Kıbrıs Rum Kesimi"nde geçtiğimiz ay gerçekleştirilen seçimler sonucunda Dimitris Hristofyas zaferle ayrılan lider oldu. Hristofyas"ın seçilmesiyle birlikte Avrupa Birliği"ne komünist bir lider girmiş oldu. Kıbrıs Rum Kesimi"nde yapılan bu seçimle Kıbrıs"ta çözüm için yeniden umut ışıkları yanmaya başladı. Nitekim seçimlerin ardından, Dimitris Hristofyas KKTC ile müzakelerin başlaması için çaba sarf edeceğini dünya kamuoyuna duyurdu. Rum Kesimi"nden iyi niyet adımı diyebileceğimiz bu tavır 21 Mart"ta KKTC Cumhurbaşkanı Mehmet Ali Talat ve Dimitris Hristofyas"ı bir araya getirdi.
Geçmiş dönemlere ve deneyimlere bakıldığında ortada var olan Kıbrıs Sorununun içinden çıkılmaz bir duruma getirildiğine hepimiz yakından şahit olduk. 2004 yılında Annan Planı çerçevesinde yürütülen görüşmeler ve sonucunda yapılan referandum her zaman olduğu gibi yine Rum tarafını memnun etmedi. Burada akla önemli sorular takılıyor; peki Rum tarafı ne istiyor? Veya Rum tarafı ne olmasını bekliyor? Öyle geliyor ki; Rum tarafı ne istediğini net olarak ortaya koymaktan ısrarla kaçınmaktadır. Gerek Birleşmiş Milletler nezdinde gerekse de Avrupa Birliği nezdinde sunulan çözüm önerileri anlaşılmaz gerekçelerle reddedildi. Oysa Türkiye ve KKTC, sorunun çözümü konusunda çaba göstermelerine ve referandum sürecinden başarıyla çıkmalarına rağmen uluslar arası alanda yine haksızlığa uğramıştır.

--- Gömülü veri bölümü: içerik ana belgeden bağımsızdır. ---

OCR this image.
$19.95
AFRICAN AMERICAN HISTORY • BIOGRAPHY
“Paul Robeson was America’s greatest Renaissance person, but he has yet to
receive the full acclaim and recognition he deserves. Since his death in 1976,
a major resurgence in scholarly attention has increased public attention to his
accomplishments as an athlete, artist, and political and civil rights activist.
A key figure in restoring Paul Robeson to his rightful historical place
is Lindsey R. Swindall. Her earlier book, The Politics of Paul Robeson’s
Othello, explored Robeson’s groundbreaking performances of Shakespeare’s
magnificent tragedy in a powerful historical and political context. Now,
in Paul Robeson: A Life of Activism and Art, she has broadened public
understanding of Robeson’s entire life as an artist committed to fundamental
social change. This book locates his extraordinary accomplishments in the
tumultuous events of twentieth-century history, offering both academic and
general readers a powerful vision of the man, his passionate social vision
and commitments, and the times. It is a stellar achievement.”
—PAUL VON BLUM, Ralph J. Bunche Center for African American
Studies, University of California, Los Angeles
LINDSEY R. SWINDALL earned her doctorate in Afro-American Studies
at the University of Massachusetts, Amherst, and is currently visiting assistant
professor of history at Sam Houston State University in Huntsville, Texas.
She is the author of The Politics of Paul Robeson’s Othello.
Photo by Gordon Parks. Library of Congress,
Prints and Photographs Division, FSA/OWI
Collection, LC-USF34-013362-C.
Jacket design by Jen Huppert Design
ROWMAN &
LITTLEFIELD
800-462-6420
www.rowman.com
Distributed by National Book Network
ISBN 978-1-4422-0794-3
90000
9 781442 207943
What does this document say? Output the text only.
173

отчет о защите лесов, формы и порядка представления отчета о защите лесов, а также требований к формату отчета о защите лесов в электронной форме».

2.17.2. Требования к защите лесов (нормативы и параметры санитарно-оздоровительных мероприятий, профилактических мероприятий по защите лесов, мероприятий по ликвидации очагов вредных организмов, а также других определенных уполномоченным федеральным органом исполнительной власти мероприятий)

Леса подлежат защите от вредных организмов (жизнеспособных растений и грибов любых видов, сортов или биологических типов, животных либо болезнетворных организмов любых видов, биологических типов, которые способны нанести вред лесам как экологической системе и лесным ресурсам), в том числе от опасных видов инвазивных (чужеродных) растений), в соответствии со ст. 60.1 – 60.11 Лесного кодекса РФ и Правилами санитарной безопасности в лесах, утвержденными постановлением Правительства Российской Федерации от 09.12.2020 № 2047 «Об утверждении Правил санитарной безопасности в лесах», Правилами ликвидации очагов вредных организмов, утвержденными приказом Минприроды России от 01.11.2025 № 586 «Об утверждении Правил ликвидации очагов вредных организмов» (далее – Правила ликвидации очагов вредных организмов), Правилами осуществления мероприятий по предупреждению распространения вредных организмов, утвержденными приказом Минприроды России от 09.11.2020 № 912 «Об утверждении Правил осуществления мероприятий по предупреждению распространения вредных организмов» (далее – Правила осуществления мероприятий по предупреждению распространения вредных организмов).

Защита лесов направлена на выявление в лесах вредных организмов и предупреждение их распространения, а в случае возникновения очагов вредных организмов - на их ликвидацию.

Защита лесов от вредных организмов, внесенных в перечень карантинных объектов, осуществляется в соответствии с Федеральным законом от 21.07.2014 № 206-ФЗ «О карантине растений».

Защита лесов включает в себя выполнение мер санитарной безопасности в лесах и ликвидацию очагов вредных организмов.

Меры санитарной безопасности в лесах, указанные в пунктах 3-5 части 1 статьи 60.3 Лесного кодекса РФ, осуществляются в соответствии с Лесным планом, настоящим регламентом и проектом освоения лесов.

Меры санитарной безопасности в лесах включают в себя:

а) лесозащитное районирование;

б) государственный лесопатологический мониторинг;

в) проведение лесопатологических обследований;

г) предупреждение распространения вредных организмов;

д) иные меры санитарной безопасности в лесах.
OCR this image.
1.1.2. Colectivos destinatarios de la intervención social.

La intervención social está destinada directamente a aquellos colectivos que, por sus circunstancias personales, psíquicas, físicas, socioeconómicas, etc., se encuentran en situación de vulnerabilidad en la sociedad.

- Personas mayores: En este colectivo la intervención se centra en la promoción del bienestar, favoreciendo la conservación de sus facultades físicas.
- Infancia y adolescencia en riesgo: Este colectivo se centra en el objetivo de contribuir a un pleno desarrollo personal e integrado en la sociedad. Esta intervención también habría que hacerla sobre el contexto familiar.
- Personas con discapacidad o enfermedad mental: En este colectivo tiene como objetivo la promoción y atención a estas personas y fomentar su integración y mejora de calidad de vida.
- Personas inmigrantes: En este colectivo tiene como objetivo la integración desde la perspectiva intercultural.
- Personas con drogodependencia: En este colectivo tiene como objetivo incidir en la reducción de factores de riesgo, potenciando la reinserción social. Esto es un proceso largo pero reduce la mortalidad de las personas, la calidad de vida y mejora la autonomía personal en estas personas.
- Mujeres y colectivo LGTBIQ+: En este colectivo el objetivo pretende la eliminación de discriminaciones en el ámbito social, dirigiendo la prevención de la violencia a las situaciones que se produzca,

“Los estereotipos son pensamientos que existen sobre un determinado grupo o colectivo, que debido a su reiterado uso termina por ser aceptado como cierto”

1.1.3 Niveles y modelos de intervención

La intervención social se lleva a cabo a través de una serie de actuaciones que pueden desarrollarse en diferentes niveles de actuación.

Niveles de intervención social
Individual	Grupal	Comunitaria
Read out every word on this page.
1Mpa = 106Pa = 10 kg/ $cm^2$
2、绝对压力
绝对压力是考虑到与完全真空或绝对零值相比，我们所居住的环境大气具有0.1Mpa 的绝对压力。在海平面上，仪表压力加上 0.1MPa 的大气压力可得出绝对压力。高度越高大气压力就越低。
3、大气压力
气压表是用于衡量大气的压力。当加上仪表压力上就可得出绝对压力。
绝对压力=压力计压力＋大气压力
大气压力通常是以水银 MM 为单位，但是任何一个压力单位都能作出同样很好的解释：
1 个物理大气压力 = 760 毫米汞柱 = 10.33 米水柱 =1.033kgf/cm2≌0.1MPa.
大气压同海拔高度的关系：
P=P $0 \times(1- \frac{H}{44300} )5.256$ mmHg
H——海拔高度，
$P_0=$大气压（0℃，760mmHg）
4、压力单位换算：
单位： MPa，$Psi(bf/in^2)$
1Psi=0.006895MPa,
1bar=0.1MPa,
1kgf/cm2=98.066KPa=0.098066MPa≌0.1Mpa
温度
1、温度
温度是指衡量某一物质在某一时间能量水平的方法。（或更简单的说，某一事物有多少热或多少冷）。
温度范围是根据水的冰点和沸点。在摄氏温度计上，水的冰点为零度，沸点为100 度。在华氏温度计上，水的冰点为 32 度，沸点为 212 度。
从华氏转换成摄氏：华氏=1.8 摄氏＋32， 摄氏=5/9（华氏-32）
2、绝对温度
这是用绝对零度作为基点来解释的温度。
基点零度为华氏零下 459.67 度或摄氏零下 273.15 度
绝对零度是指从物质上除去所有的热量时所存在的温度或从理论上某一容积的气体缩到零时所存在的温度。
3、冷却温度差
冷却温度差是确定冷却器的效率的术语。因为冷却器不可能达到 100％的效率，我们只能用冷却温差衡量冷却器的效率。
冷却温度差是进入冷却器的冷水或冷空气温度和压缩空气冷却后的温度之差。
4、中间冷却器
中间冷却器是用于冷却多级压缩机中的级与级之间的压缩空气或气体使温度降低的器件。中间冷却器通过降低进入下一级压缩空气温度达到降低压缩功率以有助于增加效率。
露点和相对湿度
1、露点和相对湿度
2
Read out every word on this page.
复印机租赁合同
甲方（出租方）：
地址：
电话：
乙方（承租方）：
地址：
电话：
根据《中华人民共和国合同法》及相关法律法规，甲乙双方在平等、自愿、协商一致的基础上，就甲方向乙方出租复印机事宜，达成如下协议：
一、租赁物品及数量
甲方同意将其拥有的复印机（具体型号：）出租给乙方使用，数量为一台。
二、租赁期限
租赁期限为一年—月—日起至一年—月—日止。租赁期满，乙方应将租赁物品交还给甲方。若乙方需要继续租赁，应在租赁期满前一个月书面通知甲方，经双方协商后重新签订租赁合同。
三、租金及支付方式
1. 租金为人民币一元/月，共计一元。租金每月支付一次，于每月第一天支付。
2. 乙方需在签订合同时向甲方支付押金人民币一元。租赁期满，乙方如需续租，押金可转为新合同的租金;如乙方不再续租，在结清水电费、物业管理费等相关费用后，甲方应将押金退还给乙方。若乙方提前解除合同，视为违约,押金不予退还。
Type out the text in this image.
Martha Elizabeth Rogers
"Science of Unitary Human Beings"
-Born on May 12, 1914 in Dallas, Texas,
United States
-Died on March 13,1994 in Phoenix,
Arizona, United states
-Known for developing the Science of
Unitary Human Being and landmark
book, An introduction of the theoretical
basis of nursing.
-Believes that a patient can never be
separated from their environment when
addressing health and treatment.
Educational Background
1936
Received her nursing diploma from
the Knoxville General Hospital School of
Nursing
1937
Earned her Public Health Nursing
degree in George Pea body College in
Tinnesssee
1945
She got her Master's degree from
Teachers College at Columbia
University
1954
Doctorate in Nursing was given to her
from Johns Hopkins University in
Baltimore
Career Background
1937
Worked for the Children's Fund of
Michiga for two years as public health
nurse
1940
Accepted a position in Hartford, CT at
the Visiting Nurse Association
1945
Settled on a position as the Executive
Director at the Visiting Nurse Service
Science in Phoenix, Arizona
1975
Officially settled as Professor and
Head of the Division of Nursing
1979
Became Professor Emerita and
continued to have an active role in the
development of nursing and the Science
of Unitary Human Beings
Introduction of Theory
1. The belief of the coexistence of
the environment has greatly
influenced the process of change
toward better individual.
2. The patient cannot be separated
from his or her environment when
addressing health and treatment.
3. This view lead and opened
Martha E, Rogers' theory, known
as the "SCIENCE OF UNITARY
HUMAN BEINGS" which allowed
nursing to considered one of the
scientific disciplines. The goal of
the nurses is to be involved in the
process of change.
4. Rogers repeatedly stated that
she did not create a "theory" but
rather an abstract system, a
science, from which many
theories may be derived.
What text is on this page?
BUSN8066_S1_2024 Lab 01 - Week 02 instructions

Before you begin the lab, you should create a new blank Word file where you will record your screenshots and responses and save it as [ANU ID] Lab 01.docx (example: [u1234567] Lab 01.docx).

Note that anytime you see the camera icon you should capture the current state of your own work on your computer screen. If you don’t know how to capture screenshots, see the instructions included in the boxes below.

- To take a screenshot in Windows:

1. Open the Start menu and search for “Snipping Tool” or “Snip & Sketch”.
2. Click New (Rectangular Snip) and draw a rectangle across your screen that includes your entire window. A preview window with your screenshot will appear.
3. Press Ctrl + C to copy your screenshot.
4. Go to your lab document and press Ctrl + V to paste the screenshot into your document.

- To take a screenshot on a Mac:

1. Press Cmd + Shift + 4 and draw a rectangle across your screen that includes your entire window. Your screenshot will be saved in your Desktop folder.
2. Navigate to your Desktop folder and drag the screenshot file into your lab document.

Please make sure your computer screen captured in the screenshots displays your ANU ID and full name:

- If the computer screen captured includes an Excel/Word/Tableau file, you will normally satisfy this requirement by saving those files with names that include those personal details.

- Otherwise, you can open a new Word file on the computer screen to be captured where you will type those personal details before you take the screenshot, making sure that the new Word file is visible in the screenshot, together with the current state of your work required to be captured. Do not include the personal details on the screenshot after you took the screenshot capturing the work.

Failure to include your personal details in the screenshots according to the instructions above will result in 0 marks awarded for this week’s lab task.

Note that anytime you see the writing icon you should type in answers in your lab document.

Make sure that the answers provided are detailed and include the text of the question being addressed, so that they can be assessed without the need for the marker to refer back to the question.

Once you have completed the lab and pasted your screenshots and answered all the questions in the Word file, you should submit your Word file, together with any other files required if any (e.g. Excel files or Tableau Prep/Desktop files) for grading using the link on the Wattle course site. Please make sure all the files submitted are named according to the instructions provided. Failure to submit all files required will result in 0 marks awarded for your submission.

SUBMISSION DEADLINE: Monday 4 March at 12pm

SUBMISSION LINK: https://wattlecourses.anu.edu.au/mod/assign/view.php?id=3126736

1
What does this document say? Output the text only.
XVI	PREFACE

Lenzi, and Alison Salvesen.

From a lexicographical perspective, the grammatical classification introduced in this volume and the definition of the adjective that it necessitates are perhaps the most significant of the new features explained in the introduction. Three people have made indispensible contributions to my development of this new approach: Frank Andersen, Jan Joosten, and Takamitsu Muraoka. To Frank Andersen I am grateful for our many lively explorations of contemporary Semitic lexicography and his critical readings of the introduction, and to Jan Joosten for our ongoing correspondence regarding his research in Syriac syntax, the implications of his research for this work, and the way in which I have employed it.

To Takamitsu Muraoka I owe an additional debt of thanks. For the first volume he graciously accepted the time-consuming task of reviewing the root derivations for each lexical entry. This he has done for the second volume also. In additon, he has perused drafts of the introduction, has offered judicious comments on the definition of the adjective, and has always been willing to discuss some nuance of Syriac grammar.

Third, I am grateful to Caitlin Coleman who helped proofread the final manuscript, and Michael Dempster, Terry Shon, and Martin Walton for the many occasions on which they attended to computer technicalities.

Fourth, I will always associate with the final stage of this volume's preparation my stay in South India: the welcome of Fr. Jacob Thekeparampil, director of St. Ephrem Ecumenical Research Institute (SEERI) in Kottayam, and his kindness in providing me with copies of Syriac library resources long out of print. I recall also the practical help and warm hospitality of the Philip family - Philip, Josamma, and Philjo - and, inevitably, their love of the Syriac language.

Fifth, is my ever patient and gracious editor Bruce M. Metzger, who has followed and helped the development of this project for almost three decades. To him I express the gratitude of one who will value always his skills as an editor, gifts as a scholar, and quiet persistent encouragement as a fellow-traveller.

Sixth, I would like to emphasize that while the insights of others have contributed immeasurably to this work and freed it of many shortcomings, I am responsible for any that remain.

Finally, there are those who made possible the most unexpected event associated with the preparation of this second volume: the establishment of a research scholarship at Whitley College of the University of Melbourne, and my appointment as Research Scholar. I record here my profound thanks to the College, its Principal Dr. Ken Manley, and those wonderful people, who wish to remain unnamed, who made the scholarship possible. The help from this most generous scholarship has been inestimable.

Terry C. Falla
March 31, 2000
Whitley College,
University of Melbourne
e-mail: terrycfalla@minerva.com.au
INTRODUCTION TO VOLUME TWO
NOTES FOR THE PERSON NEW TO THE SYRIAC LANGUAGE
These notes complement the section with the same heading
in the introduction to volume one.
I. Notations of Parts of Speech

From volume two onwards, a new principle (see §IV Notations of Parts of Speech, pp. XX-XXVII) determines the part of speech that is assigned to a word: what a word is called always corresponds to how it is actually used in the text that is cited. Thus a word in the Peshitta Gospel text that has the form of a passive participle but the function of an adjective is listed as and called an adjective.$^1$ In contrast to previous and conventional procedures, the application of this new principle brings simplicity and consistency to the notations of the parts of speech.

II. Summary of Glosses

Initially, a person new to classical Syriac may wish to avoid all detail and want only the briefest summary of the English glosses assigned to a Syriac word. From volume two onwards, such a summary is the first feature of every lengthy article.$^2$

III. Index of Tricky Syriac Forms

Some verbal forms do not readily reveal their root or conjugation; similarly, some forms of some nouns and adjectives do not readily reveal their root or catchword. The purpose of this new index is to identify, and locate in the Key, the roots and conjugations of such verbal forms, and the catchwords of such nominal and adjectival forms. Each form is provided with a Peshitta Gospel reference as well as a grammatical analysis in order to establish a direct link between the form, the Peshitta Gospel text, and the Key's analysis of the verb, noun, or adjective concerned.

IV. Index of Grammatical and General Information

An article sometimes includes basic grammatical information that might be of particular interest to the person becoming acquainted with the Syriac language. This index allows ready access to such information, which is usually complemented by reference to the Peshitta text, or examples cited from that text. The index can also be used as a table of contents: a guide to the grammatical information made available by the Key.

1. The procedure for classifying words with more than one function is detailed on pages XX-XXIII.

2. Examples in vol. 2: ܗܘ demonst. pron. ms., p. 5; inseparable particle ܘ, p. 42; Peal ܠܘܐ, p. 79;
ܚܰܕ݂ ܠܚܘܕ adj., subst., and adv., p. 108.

21 Mart 2008 tarihine gelindiğinde kronik bir sorun haline gelen ve uzadıkça uzayan Kıbrıs Sorunu için taraflar tekrar görüşmelere başladılar. Başta da belirttiğimiz gibi iyi niyet üzerine inşa edilmeye çalışılan bu görüşmeler sonucunda ilk somut meyvesini verdi. Sembolik bir öneme sahip olan Lokmacı Sınır Kapısı"nın açılması konusunda taraflar anlaşmaya vardı. CNN TÜRK televizyonuna demeç veren Rum lider Dimitris Hristofyas; "Siyasi eşitliğe dayalı, iki bölgeli federasyonu kabul ediyoruz" diyor ancak 2004 yılında oylanan Annan Planı"na karşı çıkıyor. Rum lidere göre taraflar arası görüşmelere garantör devletlerin gölgesinde yapılmamalı ve her iki toplum temsilcileri sonuca kendileri ulaşmalı. Ancak Hristofyas, Kıbrıs Sorunu konusunda sunmuş olduğu çözüm önerisine ve Kıbrıslıların Çözüm Planı demesine rağmen AB yolunda ilerleyen Türkiye"ye limanların açılması ve Türk askerlerinin adadan çekilmesi hususunda ince bir tehdit göndermeyi ihmal etmiyor. Tüm bu gelişmeler ışığında ortaya nasıl bir müzakere planı çıkacağını 3 ay sonra net bir şekilde göreceğiz.